A responsável pela limpeza, que pediu anonimato, informou que o banheiro é frequentado por pessoas que utilizam as barracas com comidas de rua, a lotérica, os bancos, a agência dos Correios e as missas e os noivos que se casam no Cartório de Registro Civil. Depois que foi restrito o horário de funcionamento, das 7h às 17h, cessaram as reclamações de uso dos banheiros como dormitórios.
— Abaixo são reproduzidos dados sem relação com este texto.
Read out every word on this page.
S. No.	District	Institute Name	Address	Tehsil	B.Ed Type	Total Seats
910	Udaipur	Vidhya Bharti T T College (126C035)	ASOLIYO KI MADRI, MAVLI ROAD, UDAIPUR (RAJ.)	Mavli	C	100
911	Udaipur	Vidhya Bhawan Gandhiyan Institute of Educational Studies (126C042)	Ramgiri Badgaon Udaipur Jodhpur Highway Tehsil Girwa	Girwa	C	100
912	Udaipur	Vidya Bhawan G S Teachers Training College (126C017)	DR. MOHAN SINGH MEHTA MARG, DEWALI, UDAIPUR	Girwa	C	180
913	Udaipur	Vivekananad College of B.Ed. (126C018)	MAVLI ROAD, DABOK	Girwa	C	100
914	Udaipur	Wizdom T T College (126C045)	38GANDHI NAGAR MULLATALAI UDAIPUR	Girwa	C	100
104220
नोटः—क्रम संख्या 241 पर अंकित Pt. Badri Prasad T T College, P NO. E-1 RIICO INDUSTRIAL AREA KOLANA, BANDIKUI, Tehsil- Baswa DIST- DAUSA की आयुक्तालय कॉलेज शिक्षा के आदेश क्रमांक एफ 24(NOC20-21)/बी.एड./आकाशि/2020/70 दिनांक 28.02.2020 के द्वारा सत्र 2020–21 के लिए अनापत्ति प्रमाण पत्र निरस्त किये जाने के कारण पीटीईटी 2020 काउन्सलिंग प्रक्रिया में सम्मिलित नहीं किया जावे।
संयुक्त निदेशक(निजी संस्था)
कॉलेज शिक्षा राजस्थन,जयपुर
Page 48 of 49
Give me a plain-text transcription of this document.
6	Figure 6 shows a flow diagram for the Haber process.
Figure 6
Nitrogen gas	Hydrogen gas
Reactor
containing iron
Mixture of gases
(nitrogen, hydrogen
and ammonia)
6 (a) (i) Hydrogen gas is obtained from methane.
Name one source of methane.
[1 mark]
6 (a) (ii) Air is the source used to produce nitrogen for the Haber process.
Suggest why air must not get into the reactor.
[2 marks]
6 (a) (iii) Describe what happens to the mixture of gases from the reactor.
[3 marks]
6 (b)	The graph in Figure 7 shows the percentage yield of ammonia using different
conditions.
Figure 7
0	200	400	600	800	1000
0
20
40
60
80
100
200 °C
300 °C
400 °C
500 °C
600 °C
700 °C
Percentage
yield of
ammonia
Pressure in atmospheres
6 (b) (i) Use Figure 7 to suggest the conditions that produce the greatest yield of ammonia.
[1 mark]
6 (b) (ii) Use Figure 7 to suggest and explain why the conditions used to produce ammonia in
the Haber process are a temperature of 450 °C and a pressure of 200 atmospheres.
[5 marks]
Contudo, à noite, desconhecidos urinam e defecam nas proximidades do banheiro, o que gera mau cheiro.
 
Estabelecido há 16 anos na praça, o vendedor ambulante Roberto Santana de Oliveira, 30, defende a reforma do banheiro. “Todo mundo usa”, disse Oliveira. A vendedora ambulante Aparecida da Silva, a Cidinha, 59, disse que é deficitária a limpeza na parte baixa da praça, onde fica sua barraca. Além de faltarem mais bancos de concreto. Com uma imobiliária na frente da praça há dois anos, Guerino Bertolo, 67, também defende a reforma do banheiro, mas não vê utilidade do coreto, que não abriga eventos culturais.
 
 
NAMORO — O escritor Pedro Caldari, 79, autor de três volumes do livro Memória da Vila, informou que a praça foi construída na década de 50 — portanto tem cerca de 67 anos. Já o coreto e o quiosque onde dormem os moradores de rua têm 20 anos. No passado, informou, a praça foi muito frequentada por famílias. “Eu, inclusive, namorava ali”, relatou Caldari.